Oil prices climb amid mounting worries over ‘fragile’ US-Iran ceasefire
Global oil prices moved higher amid mounting doubts about whether the fragile ceasefire between the United States and Iran will endure, following a new wave of Israeli airstrikes on Lebanon.
The strikes prompted Tehran to caution that it would deliver a “regret‑inducing response” if the attacks persist. Meanwhile, US President Donald Trump stated that American forces would stay in the region until Iran adheres to what he described as the “real” ceasefire arrangement.
Oil markets had dropped sharply on Wednesday after news broke of an agreement to pause hostilities, which included reopening the strategically vital Strait of Hormuz.
However, renewed concerns emerged after reports indicated that Iran intends to keep the crucial maritime corridor closed in response to the Israeli operations, raising fears of prolonged disruption to global energy supplies.
Brent crude, the international benchmark, climbed 2% to $96.53 per barrel. In the United States, West Texas Intermediate gained 2.8% to $97.02, as tensions intensified around what Vice President JD Vance called a “fragile truce.”
Equity markets also surrendered part of the strong gains recorded the previous day. Japan’s Nikkei 225 finished 0.5% lower. In Europe, the UK’s FTSE 100 declined 0.4%, Germany’s Dax fell 1.3%, and France’s Cac slipped 0.8%.
“There’s clearly a degree of unease in global markets,” said Victoria Scholar, head of investment at Interactive Investor.
“We’re seeing markets give back some of their recent advances, and that reflects lingering uncertainty over whether the Strait of Hormuz is genuinely open.”
Sim Moh Siong, a strategist at Singapore-based OCBC, noted that attention in the coming days will center on energy shipments through the strait, particularly as questions remain about how Iran intends to regulate vessel movements.
A key element of the ceasefire deal stipulated that ships would be allowed to transit the Strait of Hormuz safely.
Yet vessels operating in the Gulf have reportedly received warnings from Iran’s navy stating that any ship attempting to pass through the strait without authorization “will be targeted and destroyed,” according to shipping brokerage firm SSY.
Only a limited number of ships have traversed the waterway since the agreement was announced — far below the roughly 130 vessels that crossed daily before the conflict began.
Even if traffic returns to normal levels, maritime tracking company Pole Star Global estimates it would take at least 10 days to clear the current backlog.
In recent weeks, several countries — including Malaysia, India, and the Philippines — have negotiated arrangements to ensure safe passage for their vessels.

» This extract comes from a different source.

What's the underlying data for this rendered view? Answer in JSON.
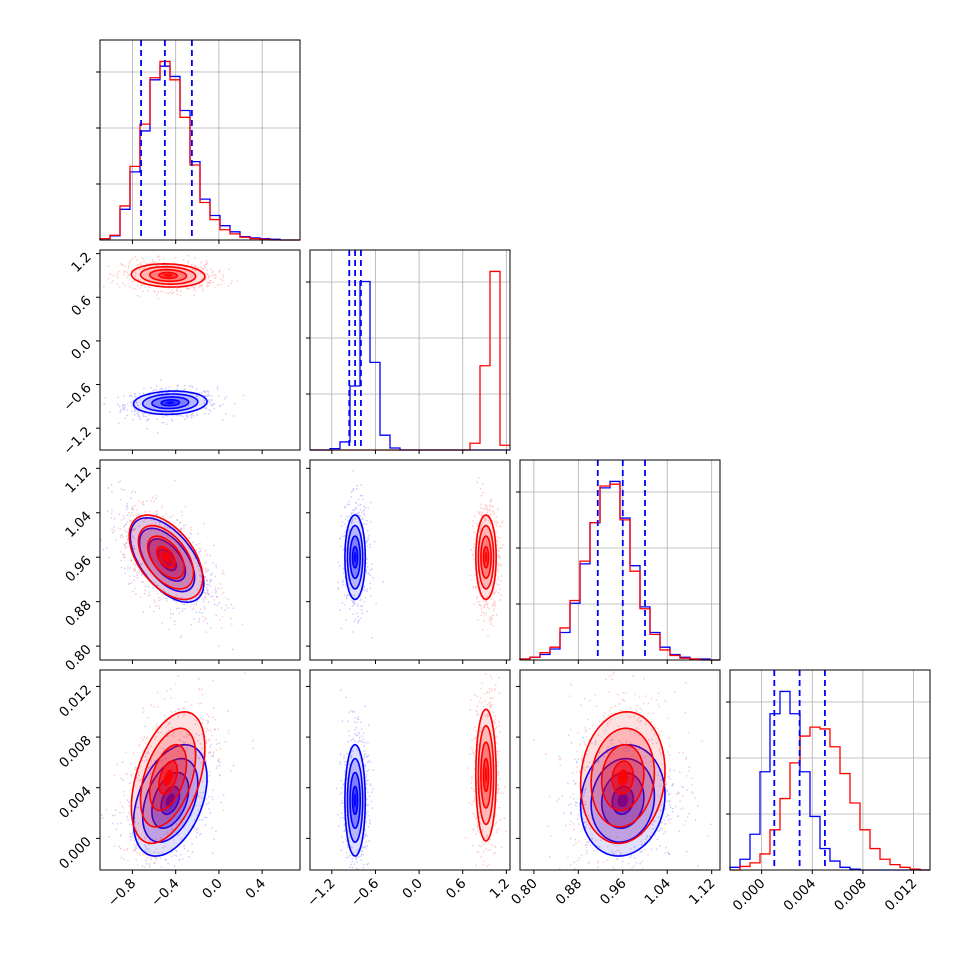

“Planning has become extremely challenging because the situation changes day by day,” said Nils Haupt of container shipping company Hapag-Lloyd, which still has six ships in the Persian Gulf.
“Wednesday was a typical example. We heard that it would reopen and that movement was resuming, but by the evening that was no longer the case.”
Haupt added that the company is still awaiting official clarification on whether transit fees will be introduced for the Strait of Hormuz, cautioning that substantial charges could have serious consequences.
“If, for years to come, the fee for using the Strait of Hormuz runs into the millions — double or triple the cost of passing through the Panama or Suez canals — it would be extremely damaging for the entire industry.”
There is also uncertainty about whether Lebanon falls under the scope of the ceasefire agreement.
On Wednesday, Israel carried out its most intense bombardment of Lebanon during the current conflict, with at least 182 people reported killed.
Hezbollah announced on social media that it had launched rockets into northern Israel, describing the action as retaliation for alleged ceasefire breaches.
Vice President Vance is expected to participate in talks with Iranian officials in Pakistan on Saturday.